Katrin Herrling (left)/Funding Xchange.
SME directors with poor credit ratings six times more likely to default during Covid
Funding Xchange‘s Lending Monitor report focuses on some of the countervailing trends played out during Covid and currently in the SME lending market and what it means for lenders.

SMEs run by directors with poor credit ratings were up to six times more likely to default during coronavirus than those with strong credit ratings, irrespective of trading performance, a new report shows.
Funding Xchange‘s Lending Monitor report for 2022 focuses on some of the countervailing trends played out during Covid and currently in the SME lending market and what it means for lenders.
It said that during Covid a “very clear picture” emerged about which businesses were likely to be resilient during the pandemic, pinpointing the importance of looking at the credit score of SME directors.
The report says: “Weak profiles show three to six times higher default rates – irrespective of the trading performance during the crisis and the sector the business operates in.
“It is likely that with continued uncertainty and external shocks, the role of leaders in a business will be key to their resilience and success in 2022 and beyond.”

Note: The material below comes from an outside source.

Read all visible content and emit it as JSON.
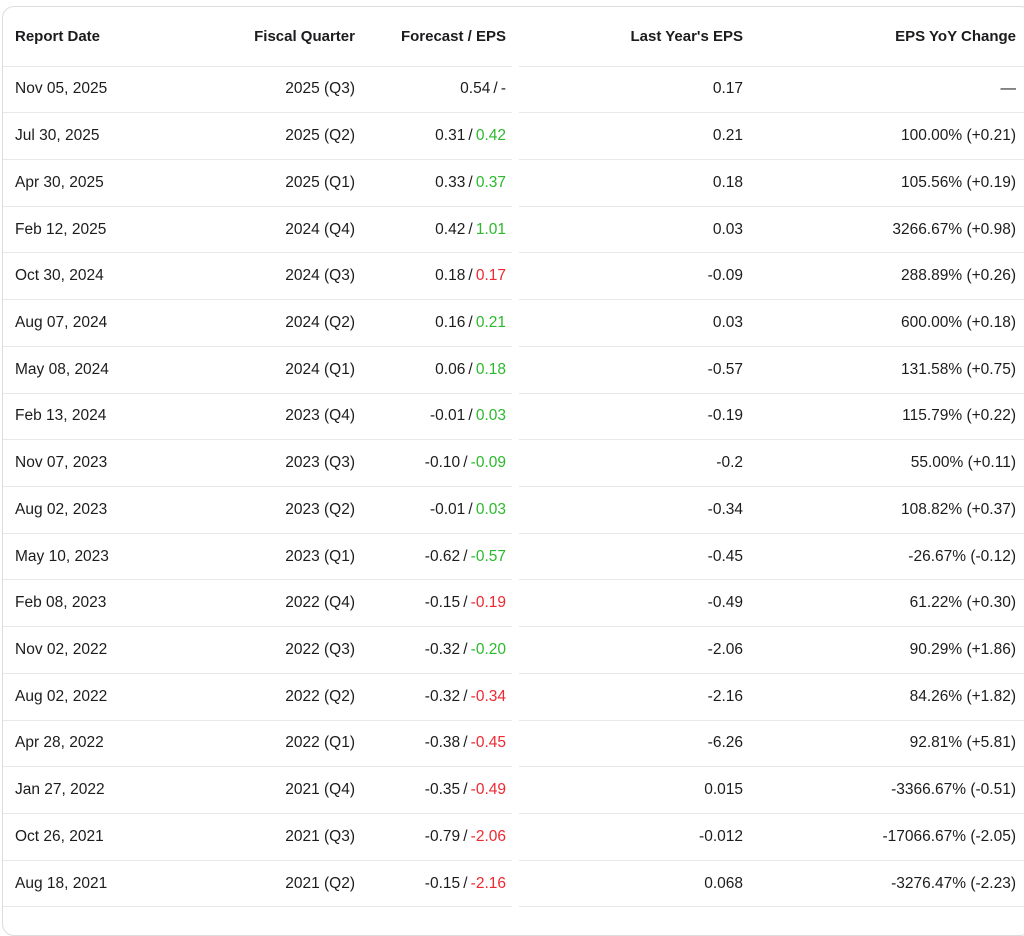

The data, which was scrutinised over a 12 month period to March 2022, is taken from credit references agencies, considering factors such as repayment of existing debt and bank account management.
Funding Xchange, which is headed up by CEO Katrin Herring said: “The purpose of this comparison is to show the direct correlation between the directors’ ability to maintain good personal finance translates into how they manage their business.”
Other key data spotlighted by Funding Xchange in the report was that it was seeing a 36 per cent year-on-year increase in gig-entrepreneurs seeking finance, through its marketplace.
It says: “Businesses born during a crisis are often more resilient.
“Yet the shift towards gig-entrepreneurs, while making it easier to become an entrepreneur also created a large segment of marginal endeavours- often too small to be called a business that exist to replace employment or fulfil a lifestyle”.
The SME lending marketplace also highlighted that while many firms built a “leaner, more nimble” businesses during Covid, by embracing trends like remote working and moving online, these leaner firms might not be protected from the surge in energy prices, wages and inflated costs of raw materials.
“Even booming sectors, like construction, are facing a squeeze on margin that appears to be leading to a rise in insolvencies,” it said.
While saying the strength of the post-Covid economy continues to surprise, it said there was a “nervousness” that government loans, like BBLS, dolled out during Covid may still drive a wave of “delayed insolvencies”.
It added that much of the bad news is still to come and that there could be an 18 per cent increase in insolvencies in Q4 2021, compared to the Q3 2021.